Für die Grundpositionen der humanistischen Psychologie, die neben den
Hauptströmungen Behaviorismus und Psychoanalyse
sozusagen die "dritte Kraft" darstellt, sind einige Argumente
kennzeichnend (insbesondere in der Abgrenzung zu den anderen Strömungen):
Die Person wird als eine integrierte Ganzheit (
Holismus
) betrachtet. MASLOW wendet sich dabei insbesondere gegen den Elementarismus
der Experimentalpsychologie.
Eine Übertragung von Ergebnissen der experimentellen Psychologie von Tieren
auf Menschen sieht MASLOW deswegen als unzulässig an. Dies ist eine
Dehumanisierung
der Psychologie. Tiere können z.B. keine Scham, keinen Humor und keine
Eifersucht zeigen.
Die humanistische Psychologie geht davon aus, daß der
Mensch grundsätzlich gut ist.
Menschen - so MASLOW - haben allenfalls noch
Rudimente von Instinkten
und wenn sie schlecht handeln, liegt das an den Umweltbedingungen, die
grundlegende Bedürfnisse nicht befriedigen können.
Der Mensch besitzt angeborene Kreativität, kreatives Wachstum ist ein
wesengemäßes Charakteristikum des Menschen.
Die Grundlagen der humanistischen Psychologie fußen auf
positiven Aspekten der menschlichen Entwicklung
und thematisieren nicht, wie die Psychoanalyse, pathogene Aspekte. Wer abnorme
und neurotische Verhaltensformen als genuin für den Menschen ansehe, so
MASLOW, kann nur eine "verkrüppelte" Psychologie hervorbringen.
MASLOW steht
im Gegensatz zu einer Psychologie, die wertfrei konzipiert ist
. Seine Wissenschaftsauffassung umfasst die Orientierung an grundlegenden
Wertvorstellungen vom menschlichen Wesen.
Abraham MASLOW wollte mit seiner "
holistisch-dynamischen
" Theorie eine Konzeption schaffen, die über die beiden bestimmenden
Denkrichtungen in der Psychologie - Behaviorismus und Psychoanalyse- hinausging.
Im Kern seiner Theorie steht die Motivation: Er erkennt fünf Kategorien
von Bedürfnissen, die hierachisch angeordnet sind.
Jede dieser Bedürfnisklassen ist angeboren.
Damit ein hierachisch höher stehendes Bedürfnis entfaltet wird,
müßen erst die unteren Bedürfnisse befriedigt werden.

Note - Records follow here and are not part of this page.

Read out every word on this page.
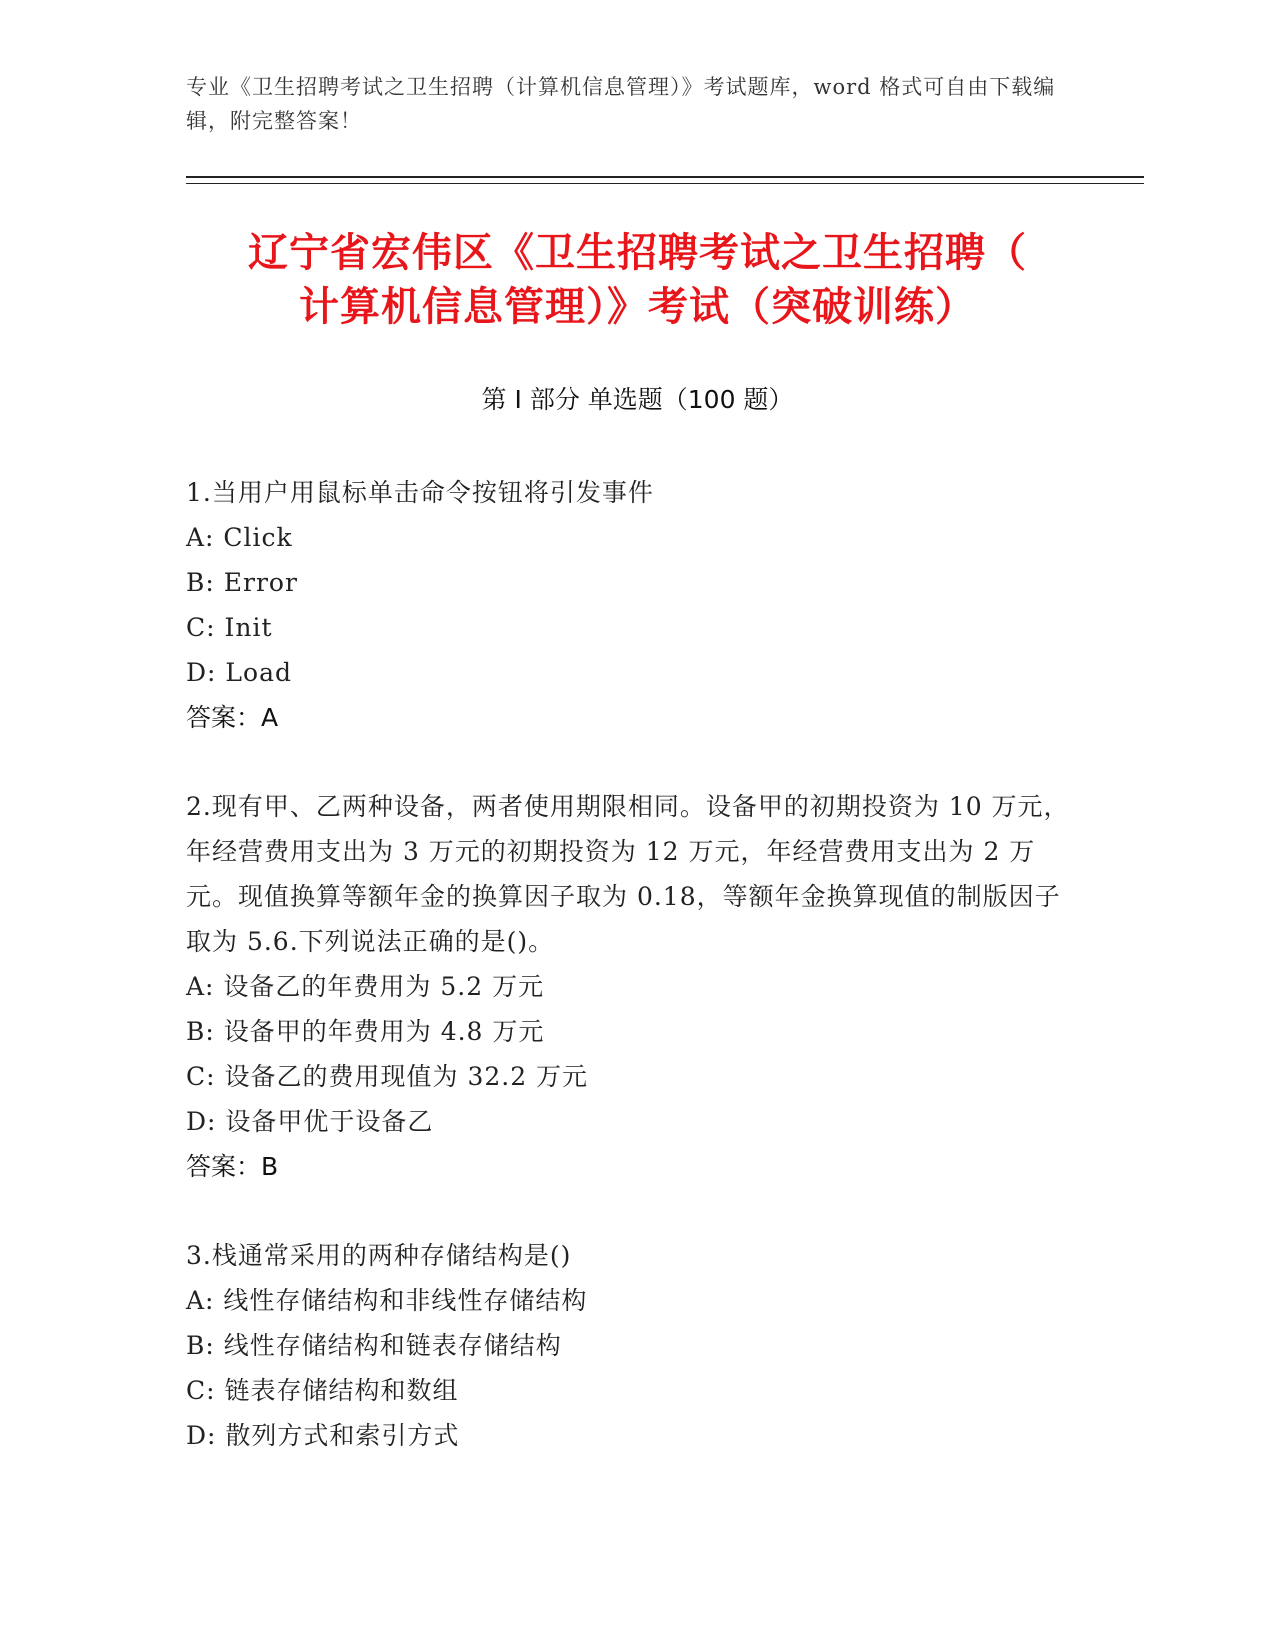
专业《卫生招聘考试之卫生招聘（计算机信息管理）》考试题库，word 格式可自由下载编辑，附完整答案！
辽宁省宏伟区《卫生招聘考试之卫生招聘（
计算机信息管理）》考试（突破训练）
第 I 部分 单选题（100 题）

1.当用户用鼠标单击命令按钮将引发事件

A: Click

B: Error

C: Init

D: Load

答案：A

2.现有甲、乙两种设备，两者使用期限相同。设备甲的初期投资为 10 万元，年经营费用支出为 3 万元的初期投资为 12 万元，年经营费用支出为 2 万元。现值换算等额年金的换算因子取为 0.18，等额年金换算现值的制版因子取为 5.6.下列说法正确的是()。

A: 设备乙的年费用为 5.2 万元

B: 设备甲的年费用为 4.8 万元

C: 设备乙的费用现值为 32.2 万元

D: 设备甲优于设备乙

答案：B

3.栈通常采用的两种存储结构是()

A: 线性存储结构和非线性存储结构

B: 线性存储结构和链表存储结构

C: 链表存储结构和数组

D: 散列方式和索引方式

Die
Hierachie gruppiert sich nach der Dringlichkeit ihrer Befriedigung: Auf der
untersten Stufe steht deswegen das rein
physiologische Bedürfnis
wie Nahrungsaufnahme, Schlaf, Sex in den kuturspezifisch unterschiedlich
geformten Manifestationen. Erst die Sättigung dieses
Basisbedürfnisses macht das Auftreten anderer Motive erst möglich.
das nächst höhere Motiv ist das
Sicherheitsbedürfnis
: Es umfasst die Bestrebungen nach Sicherheit, Stabilität, Schutz,
Angstfreiheit, Strukturen und Ordnung. Religion ist dann nach MASLOW der
Versuch, die Unsicherheiten des Unerklärbaren zu vermeiden. Das
Bedürfnis nach Liebe und Zugehörigkeit
stellt sich demnach erst ein, wenn die obigen Motive erreicht sind. Ist auch
dieses Bedürfnis befriedigt, stellt sich das
Bedürfnis nach Achtung
ein. Hier kann man zwei Varianten unterscheiden:
Zum einen das Bedürfnis nach Kompetenz ,Stärke, Unabhängigkeit
und Vertrauen angesichts der Welt, zum anderen das Motiv, einen hohen Status
einzunehmen, einen guten Ruf zu haben , kurz: Respekt und Hochachtung von
anderen Leuten.
Sind alle diese Bedürfnisse erfüllt, kann sich das letzte und
zentralste Motiv in MASLOWS Theorie einstellen:
Das Bedürfnis nach Selbstverwirklichung,
also alles zu werden, was zu werden man fähig ist.
MASLOW nennt eine Reihe von Kriterien für selbstverwirklichende Menschen
(holistische Analyse):
Realitätsangemessene Wahrnehmung, Akzeptierung des Selbst, anderer und
der Natur, Spontaniität und Natürlichkeit, problem- statt
ichzentriert, Objektivität, Autonomie, unverbrauchte
Wertschätzung, mystische und Grenzerfahrungen, Gemeinschaftsgefühl,
tiefere interpersonelle Beziehungen, demokratische Charakterstruktur, hohe
ethische Veranlagung, Sinn für philosophischen Humor, Kreativität,
relativer Unkonformismus mittels realistischer Einschätzung.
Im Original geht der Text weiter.